September 24th, 2008
Just got a an interesting email from my friend (and Brains on Fire’s founder), Mike Goot:
“I just finished reading a fascinating account of the Chicago World’s Fair of 1893, called The Devil in the White City. In it, Frederick Law Olmsted, landscape architect for the Exposition (who also designed New York’s Central Park and all the gardens at The Biltmore Estate in Asheville), sent the following note to Daniel Burnham, lead architect, advising him on how to boost the Fair’s attendance, which initially was well below their expectations:
It was critical, he argued, that the organizers concentrate not on promotional schemes, but on making improvements of a kind most likely to enhance the stories fairgoers took back to their hometowns. “This is the advertising now most important to be developed; that of high-strung contagious enthusiasm, growing from actual excellence: the question not being whether people shall be satisfied, but how much they shall be carried away with admiration, and infect others by their unexpected enjoyment of what they have found.”
Amen, Brother Olmsted.
Other posts by Robbin.
Jeff says:
What a quote…I’m thinking WOMMA should put him in the WOMMA Hall of Fame.

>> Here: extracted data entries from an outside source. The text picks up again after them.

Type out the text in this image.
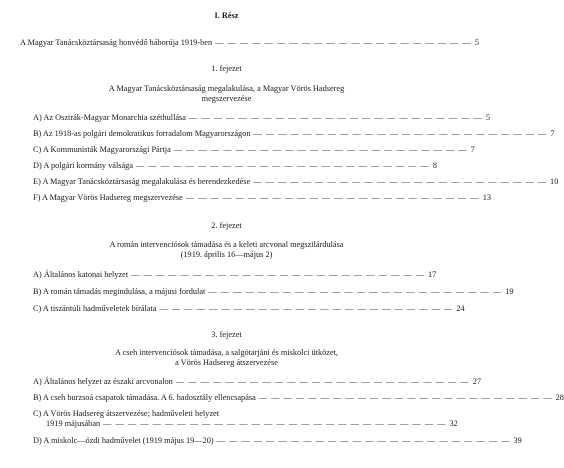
I. Rész
A Magyar Tanácsköztársaság honvédő háborúja 1919-ben — — — — — — — — — — — — — — — — — — — — — 5
1. fejezet
A Magyar Tanácsköztársaság megalakulása, a Magyar Vörös Hadsereg
megszervezése
A) Az Osztrák-Magyar Monarchia széthullása — — — — — — — — — — — — — — — — — — — — — — — — 5
B) Az 1918-as polgári demokratikus forradalom Magyarországon — — — — — — — — — — — — — — — — — — — — — — — — 7
C) A Kommunisták Magyarországi Pártja — — — — — — — — — — — — — — — — — — — — — — — — 7
D) A polgári kormány válsága — — — — — — — — — — — — — — — — — — — — — — — — 8
E) A Magyar Tanácsköztársaság megalakulása és berendezkedése — — — — — — — — — — — — — — — — — — — — — — — — 10
F) A Magyar Vörös Hadsereg megszervezése — — — — — — — — — — — — — — — — — — — — — — — — 13
2. fejezet
A román intervenciósok támadása és a keleti arcvonal megszilárdulása
(1919. április 16—május 2)
A) Általános katonai helyzet — — — — — — — — — — — — — — — — — — — — — — — — 17
B) A román támadás megindulása, a májusi fordulat — — — — — — — — — — — — — — — — — — — — — — — — 19
C) A tiszántúli hadműveletek bírálata — — — — — — — — — — — — — — — — — — — — — — — — 24
3. fejezet
A cseh intervenciósok támadása, a salgótarjáni és miskolci ütközet,
a Vörös Hadsereg átszervezése
A) Általános helyzet az északi arcvonalon — — — — — — — — — — — — — — — — — — — — — — — — 27
B) A cseh burzsoá csapatok támadása. A 6. hadosztály ellencsapása — — — — — — — — — — — — — — — — — — — — — — — — 28
C) A Vörös Hadsereg átszervezése; hadműveleti helyzet
1919 májusában — — — — — — — — — — — — — — — — — — — — — — — — — — — — 32
D) A miskolc—ózdi hadművelet (1919 május 19—20) — — — — — — — — — — — — — — — — — — — — — — — — 39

September 24th, 2008 at 12:24 pmJohn Warner says:
Amen
September 24th, 2008 at 3:52 pmCindy says:
The Devil in the White City is an absolutely magnificent book to read from a marketing perspective: not only from the viewpoint of Olmstead, here, but also the incredible competition to get the design gig in the first place. There’s also a serial killer in there, and let me tell you, I would have paid a lot more attention in college had my textbooks had murder mysteries woven in.
Well worth reading: it’s slow going in parts, but at the end you’ll be glad you read it.